In tre autorevoli articoli apparsi la Vigilia di Natale sul Corriere della Sera e sul Domani, si fa un bilancio sulla situazione del paese. E l’attenzione va subito alla  rappresentazione politica dei cittadini, cioè ai partiti, alla tecnocrazia, ai movimenti. I tre autori analizzano tre situazioni diverse: Ernesto Galli della Loggia la perdita di identità storica dei partiti della sinistra e della destra italiana, un tempo rappresentati rispettivamente dal PCI e dalla DC con i rispettivi alleati, ma si potrebbe dire anche dalla destra storica che faceva riferimento al Movimento Sociale. Virginio Rognoni affronta il tema della valenza costituzionale dei partiti e quindi della necessità di ripensare a una forma strutturata di rappresentanza politica. Piero Ignazi, con più attenzione alla scienza politica, analizza il fenomeno della tecnocrazia in politica, cioè di quella  corrente culturale che, in alternativa ai partiti tradizionali e alla loro crisi,  richiedeva un governo degli esperti, dei competenti.
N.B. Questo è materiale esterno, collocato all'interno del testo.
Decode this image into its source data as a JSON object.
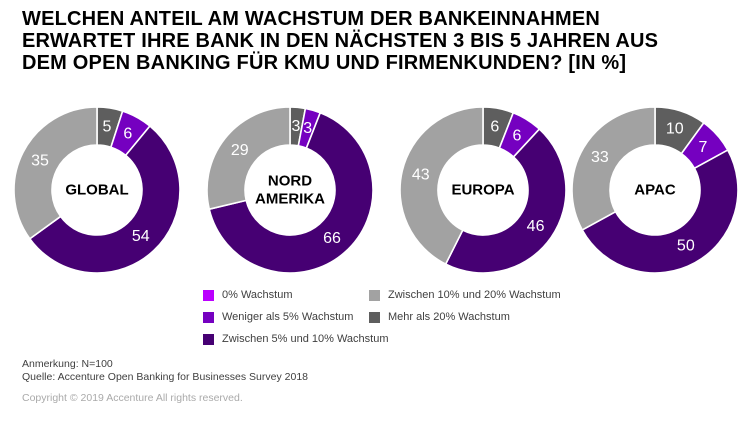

Una corrente che poi si è materializzata, alcuni anni fa e in piena crisi economica, nell’esecutivo di Mario Monti. Ignazi però spiega come il movimento vincente alle ultime elezioni politiche, quello dei  5 Stelle, abbia sepolto, assieme al vecchio assetto politico nazionale,  anche questo mito tecnocratico della competenza, come è stato evidente nel primo e secondo governo Conte. Tutti gli autori sembrano convergere nel ritenere la situazione  odierna uno strano ibrido politico, in cui c’è un po’ di tutto ma non una chiara idea di ‘rappresentanza politica’ dei cittadini.
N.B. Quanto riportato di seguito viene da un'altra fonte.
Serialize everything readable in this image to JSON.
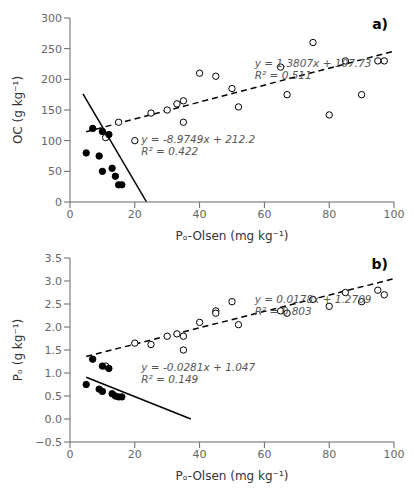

Anche a livello locale esistono varianti significative del quando nazionale ma non tali da sconfessare – e Bologna non fa eccezione – l’analisi complessiva dei tre autori. In quest’ultimo caso si aggiunge il tema del ‘civismo’ come fattore, forse, di arricchimento della rappresentanza ma anche di chiara conferma di una certa confusione politica e ideologica. Ne sia prova il proliferare localmente di tanti piccoli gruppi, correnti, che si raccolgono attorno alle sorti, spesso personali, di questo e di quel dirigente politico, di questo e di quel  candidato, in una situazione molto ’liquida’ tra idee di destra, di sinistra e del cosiddetto  ‘centro’ (che per la verità non si riesce a capire cosa sia).

Verrebbe da chiedersi quale opinione avrebbe potuto esprimere un sociologo e politologo raffinato come era Achille Ardigò, di fronte a questa strana evoluzione della situazione politica italiana che ci differenzia (anche se non troppo) dalle tradizionali democrazie anglosassone ed europee, pure loro con non pochi problemi.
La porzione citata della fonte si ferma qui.